First he went upstairs, to my younger brother's room, which was locked. He lifted the smoke alarm off the small hook on the wall and put it in his coat pocket. On the stairs, coming down, he tried to be quiet, but some of the boards squeaked under his weight. My father heard him, but his stalking was normal. My father wheezed at night, couldn't sleep in certain positions because of the fluid that stayed in his lungs. He ignored the noise.

Michael went to the hall adjacent the living room. The smoke detector there wouldn't pop off the wall like the one upstairs, so he twisted the white cover until it broke off, then ripped the wires out, putting it all in his pocket. He took both detectors and threw one in the kitchen trash can and one in the bathroom trash can.

Now he went back to the garage. The good voices, the ones from God, were telling him what to do. The bad voices, those radiating from my dying father's head, were trying to trick him into stopping now while he still could, before anyone was hurt, before anyone was dead. They were saying bullshit things like his family loved him and that what was wrong was wrong with him. He
knew
he was right. The message was through an angel, from God himself. He wouldn't be tricked, not this time. He knew what he had to do, knew he had to kill his family to be free and to set them free. To murder was to free the soul from its cage, from pain and hopelessness, a noble, godly deed. In his mind he was doing my family a favor. They would never be lonely or afraid or worried again. They would never fight or yell or cry or sit quietly and gloomily in that somber house. They would know only love and God's grace and forgiveness. They would go to heaven, maybe even my father, too, if God found it in his heart to forgive him. They would lose their bodies and live forever.

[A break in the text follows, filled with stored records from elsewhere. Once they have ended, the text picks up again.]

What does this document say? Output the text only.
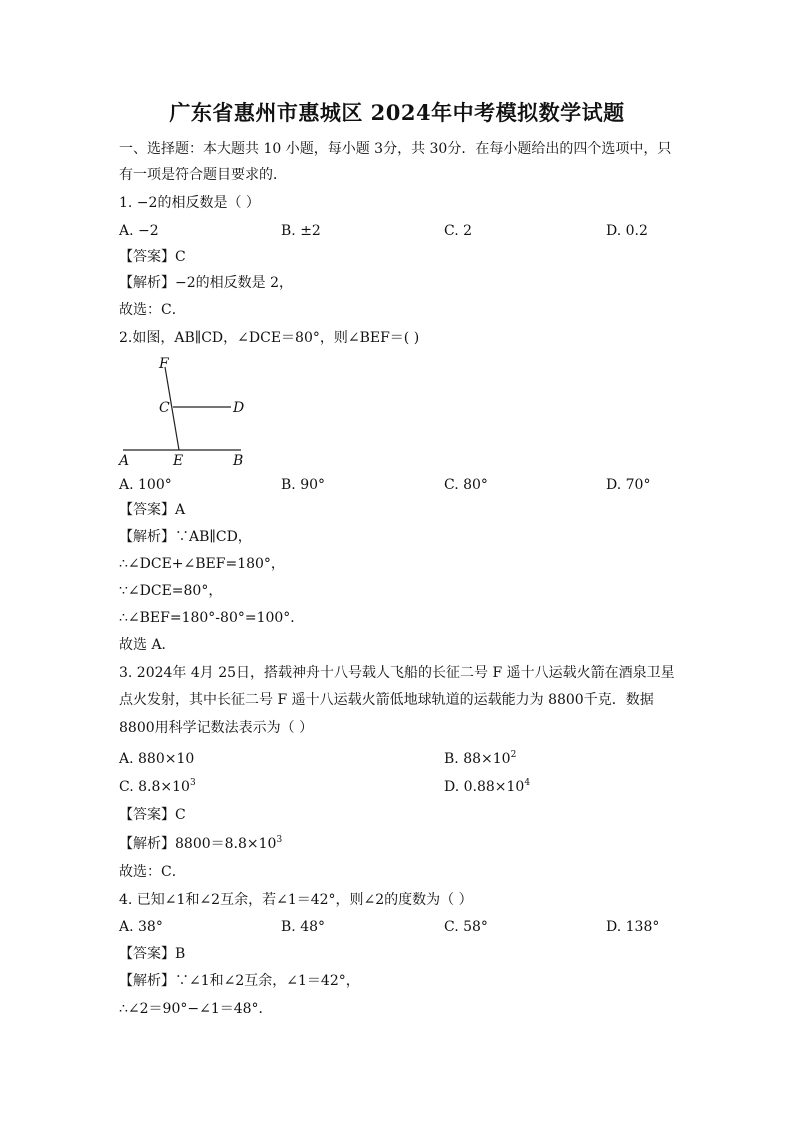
广东省惠州市惠城区 2024年中考模拟数学试题
一、选择题：本大题共 10 小题，每小题 3分，共 30分．在每小题给出的四个选项中，只
有一项是符合题目要求的．
1. −2的相反数是（ ）
A. −2	B. ±2	C. 2	D. 0.2
【答案】C
【解析】−2的相反数是 2，
故选：C．
2.如图，AB∥CD，∠DCE＝80°，则∠BEF＝( )
F
C	D
A	E	B
A. 100°	B. 90°	C. 80°	D. 70°
【答案】A
【解析】∵AB∥CD，
∴∠DCE+∠BEF=180°，
∵∠DCE=80°，
∴∠BEF=180°-80°=100°．
故选 A．
3. 2024年 4月 25日，搭载神舟十八号载人飞船的长征二号 F 遥十八运载火箭在酒泉卫星
点火发射，其中长征二号 F 遥十八运载火箭低地球轨道的运载能力为 8800千克．数据
8800用科学记数法表示为（ ）
A. 880×10	B. $88\times 10^2$
C. $8.8\times 10^3$	D. $0.88\times 10^4$
【答案】C
【解析】$8800=8.8\times 10^3$
故选：C．
4. 已知∠1和∠2互余，若∠1＝42°，则∠2的度数为（ ）
A. 38°	B. 48°	C. 58°	D. 138°
【答案】B
【解析】∵∠1和∠2互余，∠1＝42°，
∴∠2＝90°−∠1＝48°．
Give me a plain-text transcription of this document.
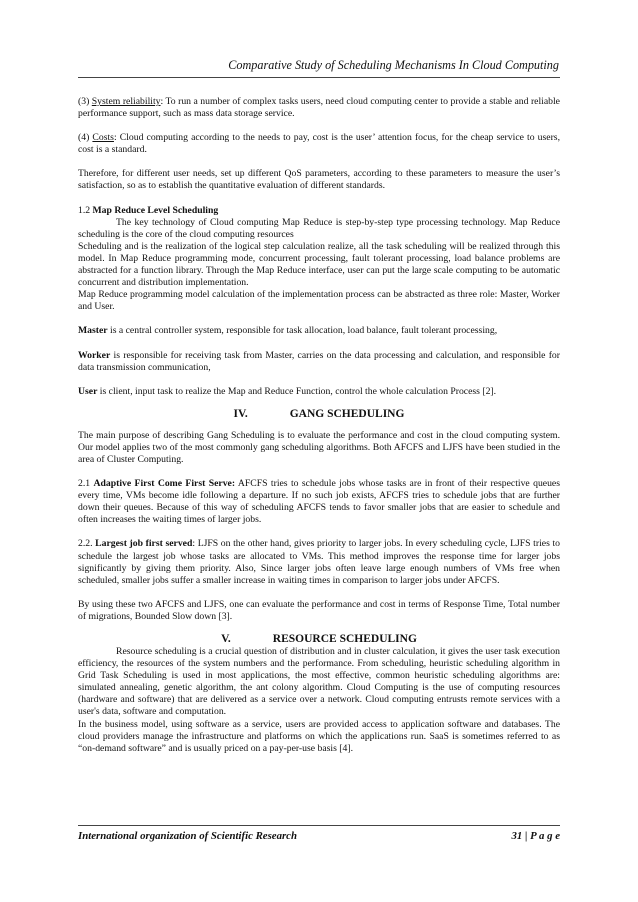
Comparative Study of Scheduling Mechanisms In Cloud Computing

(3) System reliability: To run a number of complex tasks users, need cloud computing center to provide a stable and reliable performance support, such as mass data storage service.

(4) Costs: Cloud computing according to the needs to pay, cost is the user’ attention focus, for the cheap service to users, cost is a standard.

Therefore, for different user needs, set up different QoS parameters, according to these parameters to measure the user’s satisfaction, so as to establish the quantitative evaluation of different standards.

1.2 Map Reduce Level Scheduling

The key technology of Cloud computing Map Reduce is step-by-step type processing technology. Map Reduce scheduling is the core of the cloud computing resources

Scheduling and is the realization of the logical step calculation realize, all the task scheduling will be realized through this model. In Map Reduce programming mode, concurrent processing, fault tolerant processing, load balance problems are abstracted for a function library. Through the Map Reduce interface, user can put the large scale computing to be automatic concurrent and distribution implementation.

Map Reduce programming model calculation of the implementation process can be abstracted as three role: Master, Worker and User.

Master is a central controller system, responsible for task allocation, load balance, fault tolerant processing,

Worker is responsible for receiving task from Master, carries on the data processing and calculation, and responsible for data transmission communication,

User is client, input task to realize the Map and Reduce Function, control the whole calculation Process [2].

IV.	GANG SCHEDULING

The main purpose of describing Gang Scheduling is to evaluate the performance and cost in the cloud computing system. Our model applies two of the most commonly gang scheduling algorithms. Both AFCFS and LJFS have been studied in the area of Cluster Computing.

2.1 Adaptive First Come First Serve: AFCFS tries to schedule jobs whose tasks are in front of their respective queues every time, VMs become idle following a departure. If no such job exists, AFCFS tries to schedule jobs that are further down their queues. Because of this way of scheduling AFCFS tends to favor smaller jobs that are easier to schedule and often increases the waiting times of larger jobs.

2.2. Largest job first served: LJFS on the other hand, gives priority to larger jobs. In every scheduling cycle, LJFS tries to schedule the largest job whose tasks are allocated to VMs. This method improves the response time for larger jobs significantly by giving them priority. Also, Since larger jobs often leave large enough numbers of VMs free when scheduled, smaller jobs suffer a smaller increase in waiting times in comparison to larger jobs under AFCFS.

By using these two AFCFS and LJFS, one can evaluate the performance and cost in terms of Response Time, Total number of migrations, Bounded Slow down [3].

V.	RESOURCE SCHEDULING

Resource scheduling is a crucial question of distribution and in cluster calculation, it gives the user task execution efficiency, the resources of the system numbers and the performance. From scheduling, heuristic scheduling algorithm in Grid Task Scheduling is used in most applications, the most effective, common heuristic scheduling algorithms are: simulated annealing, genetic algorithm, the ant colony algorithm. Cloud Computing is the use of computing resources (hardware and software) that are delivered as a service over a network. Cloud computing entrusts remote services with a user's data, software and computation.

In the business model, using software as a service, users are provided access to application software and databases. The cloud providers manage the infrastructure and platforms on which the applications run. SaaS is sometimes referred to as “on-demand software” and is usually priced on a pay-per-use basis [4].

International organization of Scientific Research	31 | P a g e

Picking up the gas can, he headed back into the house. It was now ten after five. At the bottom of the stairs, in front of my parents' room, he poured a pool of gasoline on the floor. He held the can close to the ground to quiet the splash. He lit a wooden match on his zipper, tossed it into the pool of gasoline, and watched the rising breath of flames. Heat radiated in concentric circles past him. He waited a few seconds to make sure it closed off the doorway in fire, then headed back to the garage.

In the garage he dumped the rest of the gasoline around, splashing it on the floor and up over his shoes, over sporting equipment and gardening tools and coolers and fold-up lawn chairs. Putting his cigarettes in his pocket and making sure he had more matches, he got my mother's old bike, a blue three-speed from Sears with a baby seat. He opened the big garage door, lit another match on his zipper, and tossed it into the gas. The entire garage, because of the open door and the slight breeze, went up in an inferno instantly, lighting up the night a white-yellow.

Michael rode off into the dark morning, with his clock radio and Bible in the baby seat of the bike, his orange cigarette ember a single point of light along the road away from the house.

He felt better already. It had been the right thing to do, the only thing to do. He had left the gas can, with his fingerprints all over it, tipped over in the driveway, the burned matches on the hardwood floor, smoke detectors covered in more fingerprints in trashcans in the house, wires and batteries from the alarms in the pockets of his coat. He went to the end of our road, about a mile away, and sat at the edge of the black river, where wooden fishing boats were tied to pilings, floating on their own dark reflections. He prayed, pulling hard on his third, then his fourth cigarette. He waited for the blue souls of my family to go flying past, toward the safe, bright stars.